Well, that could also be because of the "surface charge" phenomenon as I call it, which causes some of the voltage dropping and rising action to be delayed because the chemicals continue to distribute evenly (or the charge does, whatever). An example here from my last measurings:

I recently tested how a set of AA NiMh batteries behave in my portable keyboard which takes a set of 6 AA's... in terms of how much runtime I get out of them and when the battery display drops the first bar. As part of that, I measured the voltage at various times...

After the first rehearsals, the working voltage was about 1.18 V per cell, which immediately went up to 1.23 V when I switched the keyboard off (it draws about 160 mA in this situation, and about 200 mA in average while playing it). Before the rehearsal on the next day, I measured again and the open circuit voltage had gone up to 1.255 V per cell. The end of that rehearsal saw a voltage of 1.143 V under load, 1.182 V immediately after turning the keyboard off, and 1.235 six days later before I started the next rehearsal (by then the batteries were nearly discharged and the keyboard dropped the first bar after about 15 minutes, so I didn't finish the rehearsal on battery... I suppose the keyboard drops the first bar at about 7-8% remaining charge, and this figure might even be lower with stronger batteries such as Eneloops).
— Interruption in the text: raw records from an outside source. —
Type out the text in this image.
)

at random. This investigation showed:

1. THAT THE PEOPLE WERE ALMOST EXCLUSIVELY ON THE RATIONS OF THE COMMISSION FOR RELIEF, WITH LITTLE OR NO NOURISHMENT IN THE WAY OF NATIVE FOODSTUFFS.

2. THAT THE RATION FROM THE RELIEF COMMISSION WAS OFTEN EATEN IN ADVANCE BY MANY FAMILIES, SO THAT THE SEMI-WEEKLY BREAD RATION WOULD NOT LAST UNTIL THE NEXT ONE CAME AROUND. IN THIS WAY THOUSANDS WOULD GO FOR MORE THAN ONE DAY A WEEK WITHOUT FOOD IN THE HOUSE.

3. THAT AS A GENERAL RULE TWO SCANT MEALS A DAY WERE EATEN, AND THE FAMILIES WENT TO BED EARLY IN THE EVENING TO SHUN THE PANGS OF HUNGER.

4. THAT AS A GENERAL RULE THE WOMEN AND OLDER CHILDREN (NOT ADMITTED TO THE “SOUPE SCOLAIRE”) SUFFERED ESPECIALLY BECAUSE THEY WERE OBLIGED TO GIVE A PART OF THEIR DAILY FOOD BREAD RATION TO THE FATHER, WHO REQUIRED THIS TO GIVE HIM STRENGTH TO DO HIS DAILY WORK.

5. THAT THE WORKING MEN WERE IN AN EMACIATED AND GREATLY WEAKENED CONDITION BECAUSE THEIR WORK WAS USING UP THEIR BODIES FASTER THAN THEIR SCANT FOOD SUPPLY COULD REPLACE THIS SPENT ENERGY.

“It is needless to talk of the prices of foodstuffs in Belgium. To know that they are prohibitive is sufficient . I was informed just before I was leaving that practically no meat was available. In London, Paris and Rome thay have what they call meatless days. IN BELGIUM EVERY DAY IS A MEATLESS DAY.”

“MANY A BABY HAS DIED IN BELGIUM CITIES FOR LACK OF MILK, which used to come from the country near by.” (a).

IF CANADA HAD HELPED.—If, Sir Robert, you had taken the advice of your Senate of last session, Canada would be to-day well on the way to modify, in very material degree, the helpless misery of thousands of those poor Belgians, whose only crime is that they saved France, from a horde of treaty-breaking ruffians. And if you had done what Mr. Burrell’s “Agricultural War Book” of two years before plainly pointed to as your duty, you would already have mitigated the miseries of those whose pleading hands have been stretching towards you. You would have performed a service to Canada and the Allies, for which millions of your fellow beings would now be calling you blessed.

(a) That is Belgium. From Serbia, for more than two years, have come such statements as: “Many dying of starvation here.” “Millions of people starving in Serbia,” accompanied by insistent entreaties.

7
I suppose that at a lighter load, the voltage immediately after switching the keyboard off would have been higher as well, at the same state of charge. I figure that the same thing applies to charging... some of the voltage change is immediate, but some of it is delayed, thus you still see a a voltage drop in the short rests between charging. But of course it may be that other factors come into play here as well.

Side note: These batteries are over three years old and already somewhat degraded, but still usable.